Archive for March 23rd, 2016

As I was driving the kids home from daycare yesterday it suddenly dawned on me that a code change I had made a few weeks ago may have introduced a bug into some of my less popular apps. It wasn’t until I was drawing the kids their bath that I had a chance to whip out my phone and confirm the bug’s existence. Drat. At least I was pretty sure it was an easy bug to fix.

Once the kids were in bed I opened up my laptop to get started. This was looking like a minor bug in an set of apps with an embarrassing low number of visitors last week. I decided to chance editing it directly in production rather than setting up a test environment first. I made a single change, before getting called away. I was gone for a minute. Not more than 30 seconds. I returned back down stairs to discover the internet was out. I opened my phone to test the change I had made. Instead of a small bug that only affected an obscure case, my app was now completely unusable. Serves me right for working in production.

I checked in with our internet service provider. They already knew about the outage, and expected to have the internet restored by 2 am. It was 8pm. Not a good. Not good at all.

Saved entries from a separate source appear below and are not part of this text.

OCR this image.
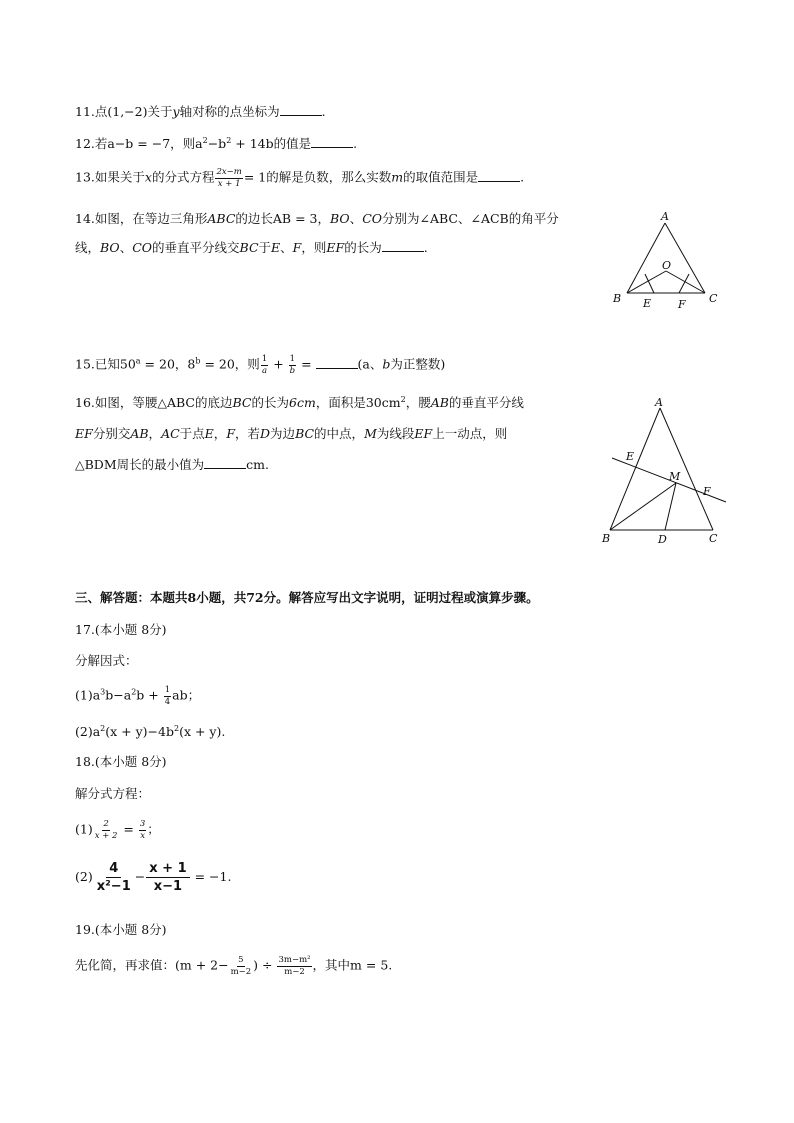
11.点(1,−2)关于y轴对称的点坐标为	.
12.若a−b = −7，则$a^2-b^2 + 14b$的值是	.
13.如果关于x的分式方程 $\frac{2x-m}{x + 1} = 1$的解是负数，那么实数m的取值范围是	.
14.如图，在等边三角形ABC的边长AB = 3，BO、CO分别为∠ABC、∠ACB的角平分
线，BO、CO的垂直平分线交BC于E、F，则EF的长为	.
A
O
B E F C
15.已知$50^a = 20$，$8^b = 20$，则 $\frac{1}{a} + \frac{1}{b}$ =	(a、b为正整数)
16.如图，等腰△ABC的底边BC的长为6cm，面积是$30cm^2$，腰AB的垂直平分线
EF分别交AB，AC于点E，F，若D为边BC的中点，M为线段EF上一动点，则
△BDM周长的最小值为	cm.
A
E
M
F
B	D	C
三、解答题：本题共8小题，共72分。解答应写出文字说明，证明过程或演算步骤。
17.(本小题 8分)
分解因式：
$(1)a^3b-a^2b + \frac{1}{4}$ ab；
$(2)a^2(x + y)-4b^2(x + y)$.
18.(本小题 8分)
解分式方程：
$(1) \frac{2}{x + 2} = \frac{3}{x}$ ；
$(2) \frac{4}{\text{x²−1}} - \frac{x + 1}{x-1} = -1$.
19.(本小题 8分)
先化简，再求值：($m + 2- \frac{5}{m-2}$ ) ÷ $\frac{\text{3m−m²}}{m-2}$ ，其中m = 5.
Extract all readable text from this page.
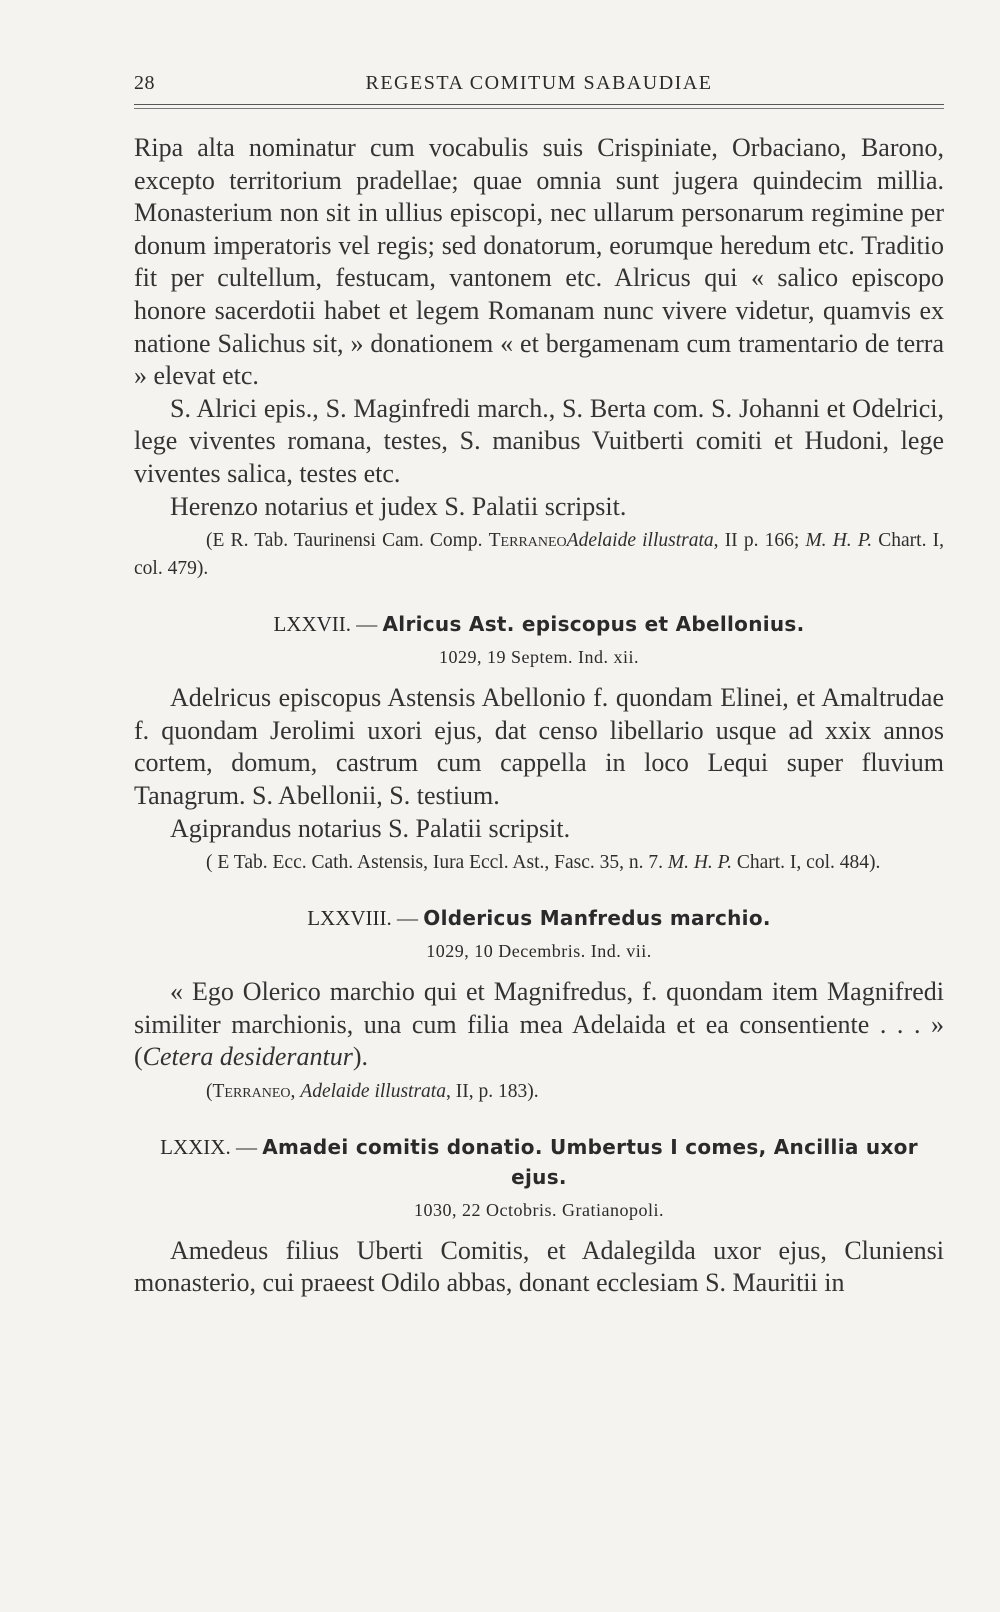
28	REGESTA COMITUM SABAUDIAE

Ripa alta nominatur cum vocabulis suis Crispiniate, Orbaciano, Barono, excepto territorium pradellae; quae omnia sunt jugera quindecim millia. Monasterium non sit in ullius episcopi, nec ullarum personarum regimine per donum imperatoris vel regis; sed donatorum, eorumque heredum etc. Traditio fit per cultellum, festucam, vantonem etc. Alricus qui « salico episcopo honore sacerdotii habet et legem Romanam nunc vivere videtur, quamvis ex natione Salichus sit, » donationem « et bergamenam cum tramentario de terra » elevat etc.

S. Alrici epis., S. Maginfredi march., S. Berta com. S. Johanni et Odelrici, lege viventes romana, testes, S. manibus Vuitberti comiti et Hudoni, lege viventes salica, testes etc.

Herenzo notarius et judex S. Palatii scripsit.

(E R. Tab. Taurinensi Cam. Comp. TerraneoAdelaide illustrata, II p. 166; M. H. P. Chart. I, col. 479).

LXXVII. — Alricus Ast. episcopus et Abellonius.
1029, 19 Septem. Ind. xii.

Adelricus episcopus Astensis Abellonio f. quondam Elinei, et Amaltrudae f. quondam Jerolimi uxori ejus, dat censo libellario usque ad xxix annos cortem, domum, castrum cum cappella in loco Lequi super fluvium Tanagrum. S. Abellonii, S. testium.

Agiprandus notarius S. Palatii scripsit.

( E Tab. Ecc. Cath. Astensis, Iura Eccl. Ast., Fasc. 35, n. 7. M. H. P. Chart. I, col. 484).

LXXVIII. — Oldericus Manfredus marchio.
1029, 10 Decembris. Ind. vii.

« Ego Olerico marchio qui et Magnifredus, f. quondam item Magnifredi similiter marchionis, una cum filia mea Adelaida et ea consentiente . . . » (Cetera desiderantur).

(Terraneo, Adelaide illustrata, II, p. 183).

LXXIX. — Amadei comitis donatio. Umbertus I comes, Ancillia uxor ejus.
1030, 22 Octobris. Gratianopoli.

Amedeus filius Uberti Comitis, et Adalegilda uxor ejus, Cluniensi monasterio, cui praeest Odilo abbas, donant ecclesiam S. Mauritii in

The internet wasn’t technically down, but experiencing about a 60-75% packet loss. Packets were bouncing around all over our provider’s network before getting out to the internet backbone. It looks like our service provider were experience a major hardware problem and were trying to reroute traffic around it, but the rest of the network couldn’t handle the extra load. What that meant for us was that we could occasional connect for a minute or two. It was usually just enough for me to connect through the web ftp, open a file and make a single change. If I was lucky, I could also test the change on my laptop instead of my phone before I lost the connection again.

By the way, my work environment? I’m working with a web based ftp and IDE. The web based ftp wasn’t anticipating connection interruptions. If the connection timed out while trying to commit a change, the web based ftp showed the change as committed. I discovered this after debugging the same bug and changing the same line the same way multiple times.

It was a night of not fun discoveries. Thankfully, the internet was stable enough at 11:30 for me to return my app to it’s mostly correct state. This morning I took a few extra minutes to squash that bug.

Next task: setting up a better working environment.